Chasse 01 Copyright J-M. BAYLE

Le sanglier, le chasseur et le confinement

On l'appelle ''la battue de régulation''. C'est la préfecture de l’Ardèche qui a accordé aux chasseurs cette dérogation pour organiser des battues. Objectif ? Protéger les cultures et les bois en limitant le gros gibier. En contrepartie, les chasseurs sont astreints à plusieurs règles.

 

Je les attendais à leur retour. Je pensais voir arriver une horde de trappeurs aussi sombres que la forêt, c’est une équipe pétillante de couleurs et enthousiaste qui a débarqué. Leurs panoplies orange fluo pouvaient prêter à sourire si on ignorait que le gros gibier n’identifie pas cette couleur. Il la voit verte. En revanche elle permet aux chasseurs de se protéger mutuellement. On comprend mieux cette extravagance vestimentaire.

Pour toute l’équipe le bilan de cette après-midi de chasse sur la commune de Banne semblait simplement correct, pour le néophyte elle était impressionnante. Quatre sangliers. Autant de mâles que de femelles. Le plus joufflu affichait sur la balance 103 kg. La pesée a été effectuée dès leur arrivée. Frédéric, le responsable, a consciencieusement consigné sur son registre toutes les données concernant ce gibier. Un document de régulation est envoyé aussitôt à la Préfecture.

Depuis le confinement, la chasse ‘’sport de loisir’’ se transforme officiellement en ‘’battues de régulation’’. Il s’agit en fait d’une finesse sémantique. Après l'autorisation concernant le gros gibier (sangliers et chevreuils), la même dérogation vaut pour la chasse individuelle au petit gibier depuis le 28 novembre. Quant aux conditions sur le terrain, elles sont sensiblement les mêmes qu'en temps normal.
Aucune contrainte sanitaire particulière. La distanciation y est une évidence et l’attestation de déplacement une nécessité.

En revanche elles diffèrent nettement au paddock. Leur cabane qui leur permet de partager des moments conviviaux leur est interdite.
De même que la découpe des animaux, une priorité dès le retour de la chasse, elle doit être pratiquée par seulement deux personnes à la fois. Bruno, particulièrement expérimenté, s’en est même sorti seul en un temps record. Tous doivent porter leur masque. Et malgré les efforts nécessaires pour manipuler les bêtes, tous ont pris soin de le garder. Quant aux règles de base de la distanciation physique, elles se doivent là encore d’être respectées.

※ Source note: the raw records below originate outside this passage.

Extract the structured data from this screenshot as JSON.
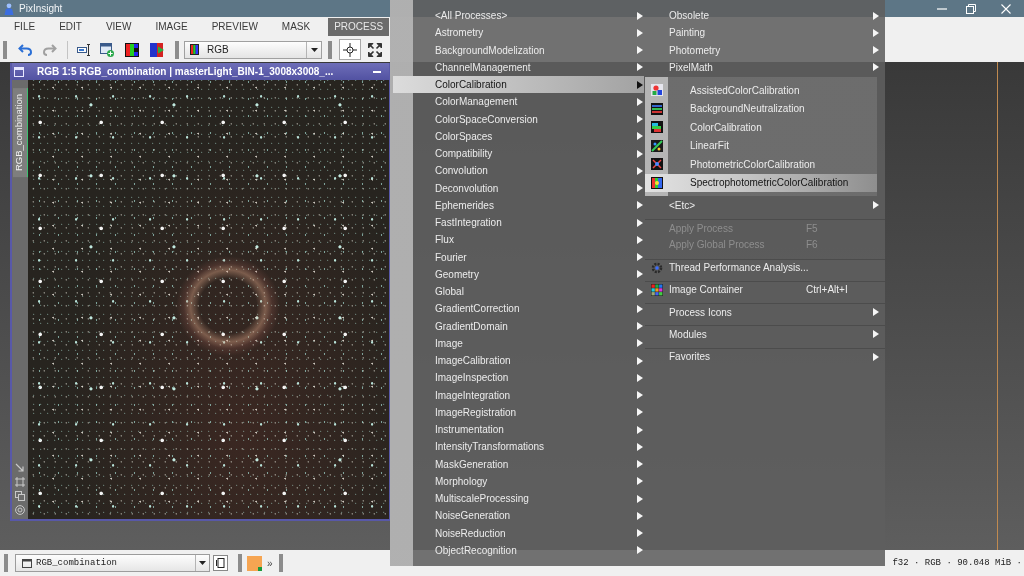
{
  "window": {
    "title": "PixInsight"
  },
  "menu_bar": [
    {
      "label": "FILE",
      "selected": false
    },
    {
      "label": "EDIT",
      "selected": false
    },
    {
      "label": "VIEW",
      "selected": false
    },
    {
      "label": "IMAGE",
      "selected": false
    },
    {
      "label": "PREVIEW",
      "selected": false
    },
    {
      "label": "MASK",
      "selected": false
    },
    {
      "label": "PROCESS",
      "selected": true
    }
  ],
  "toolbar": {
    "undo": {
      "disabled": false
    },
    "redo": {
      "disabled": true
    },
    "channel_selector": {
      "value": "RGB"
    },
    "tools": [
      {
        "selected": true
      },
      {
        "selected": false
      }
    ]
  },
  "image_window": {
    "title": "RGB 1:5 RGB_combination | masterLight_BIN-1_3008x3008_...",
    "side_tab": "RGB_combination"
  },
  "process_menu": {
    "column_1": [
      {
        "label": "<All Processes>",
        "selected": false
      },
      {
        "label": "Astrometry",
        "selected": false
      },
      {
        "label": "BackgroundModelization",
        "selected": false
      },
      {
        "label": "ChannelManagement",
        "selected": false
      },
      {
        "label": "ColorCalibration",
        "selected": true
      },
      {
        "label": "ColorManagement",
        "selected": false
      },
      {
        "label": "ColorSpaceConversion",
        "selected": false
      },
      {
        "label": "ColorSpaces",
        "selected": false
      },
      {
        "label": "Compatibility",
        "selected": false
      },
      {
        "label": "Convolution",
        "selected": false
      },
      {
        "label": "Deconvolution",
        "selected": false
      },
      {
        "label": "Ephemerides",
        "selected": false
      },
      {
        "label": "FastIntegration",
        "selected": false
      },
      {
        "label": "Flux",
        "selected": false
      },
      {
        "label": "Fourier",
        "selected": false
      },
      {
        "label": "Geometry",
        "selected": false
      },
      {
        "label": "Global",
        "selected": false
      },
      {
        "label": "GradientCorrection",
        "selected": false
      },
      {
        "label": "GradientDomain",
        "selected": false
      },
      {
        "label": "Image",
        "selected": false
      },
      {
        "label": "ImageCalibration",
        "selected": false
      },
      {
        "label": "ImageInspection",
        "selected": false
      },
      {
        "label": "ImageIntegration",
        "selected": false
      },
      {
        "label": "ImageRegistration",
        "selected": false
      },
      {
        "label": "Instrumentation",
        "selected": false
      },
      {
        "label": "IntensityTransformations",
        "selected": false
      },
      {
        "label": "MaskGeneration",
        "selected": false
      },
      {
        "label": "Morphology",
        "selected": false
      },
      {
        "label": "MultiscaleProcessing",
        "selected": false
      },
      {
        "label": "NoiseGeneration",
        "selected": false
      },
      {
        "label": "NoiseReduction",
        "selected": false
      },
      {
        "label": "ObjectRecognition",
        "selected": false
      }
    ],
    "column_2": {
      "upper": [
        {
          "label": "Obsolete",
          "kind": "submenu",
          "selected": false,
          "disabled": false,
          "separator_before": false
        },
        {
          "label": "Painting",
          "kind": "submenu",
          "selected": false,
          "disabled": false,
          "separator_before": false
        },
        {
          "label": "Photometry",
          "kind": "submenu",
          "selected": false,
          "disabled": false,
          "separator_before": false
        },
        {
          "label": "PixelMath",
          "kind": "submenu",
          "selected": false,
          "disabled": false,
          "separator_before": false
        }
      ],
      "lower": [
        {
          "label": "<Etc>",
          "kind": "submenu",
          "selected": false,
          "disabled": false,
          "separator_before": false
        },
        {
          "label": "Apply Process",
          "kind": "action",
          "shortcut": "F5",
          "selected": false,
          "disabled": true,
          "separator_before": true
        },
        {
          "label": "Apply Global Process",
          "kind": "action",
          "shortcut": "F6",
          "selected": false,
          "disabled": true,
          "separator_before": false
        },
        {
          "label": "Thread Performance Analysis...",
          "kind": "tool",
          "selected": false,
          "disabled": false,
          "separator_before": true
        },
        {
          "label": "Image Container",
          "kind": "tool",
          "shortcut": "Ctrl+Alt+I",
          "selected": false,
          "disabled": false,
          "separator_before": true
        },
        {
          "label": "Process Icons",
          "kind": "submenu",
          "selected": false,
          "disabled": false,
          "separator_before": true
        },
        {
          "label": "Modules",
          "kind": "submenu",
          "selected": false,
          "disabled": false,
          "separator_before": true
        },
        {
          "label": "Favorites",
          "kind": "submenu",
          "selected": false,
          "disabled": false,
          "separator_before": true
        }
      ]
    },
    "submenu": [
      {
        "label": "AssistedColorCalibration",
        "selected": false
      },
      {
        "label": "BackgroundNeutralization",
        "selected": false
      },
      {
        "label": "ColorCalibration",
        "selected": false
      },
      {
        "label": "LinearFit",
        "selected": false
      },
      {
        "label": "PhotometricColorCalibration",
        "selected": false
      },
      {
        "label": "SpectrophotometricColorCalibration",
        "selected": true
      }
    ]
  },
  "status_bar": {
    "view_selector": {
      "value": "RGB_combination"
    },
    "more": "»",
    "image_info": "f32 · RGB · 90.048 MiB ·"
  }
}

L’équipe est plutôt jeune, organisée et solidaire.
Parmi la dizaine de chasseurs présents, André, 90 ans, le doyen, aime cette ambiance. Il chasse depuis son adolescence. Son expérience est écoutée. Sa gâchette respectée. Il raconte avec jubilation ce combat avec un sanglier qui l’avait chargé il y a bien longtemps, le faisant tomber dans le ruisseau de Granzon. Puis il ajoute avec malice : ’’Finalement je l’ai eu’’. Des sangliers, il reconnaît qu’il y en a beaucoup. Même trop.
C’est ce qui explique la nécessité pour la Préfecture d’organiser des battues de régulation.
L’Ardèche compte une étonnante population de gibiers. Durant les années 80, précise Bruno, « des lâchers de chevreuils, aussi élégants que dévastateurs, et la disparition de nombreux troupeaux de chèvres, expliquent en partie ce déséquilibre insidieux de la faune. » « Les chiens préfèrent désormais courir après les cervidés que contrarier les laies et leurs marcassins. » Et si durant le confinement on n’y prête pas garde, les dégâts dans les cultures et les forêts seront conséquents.

Julien a rejoint ses chiens. Parmi eux Lydie est blessée. Il pense pouvoir la soigner lui-même sans avoir recours au vétérinaire. Il semble plus contrarié par cette blessure que satisfait par le bilan de l'après-midi. La chasse aux sangliers est d’abord un combat entre les bêtes.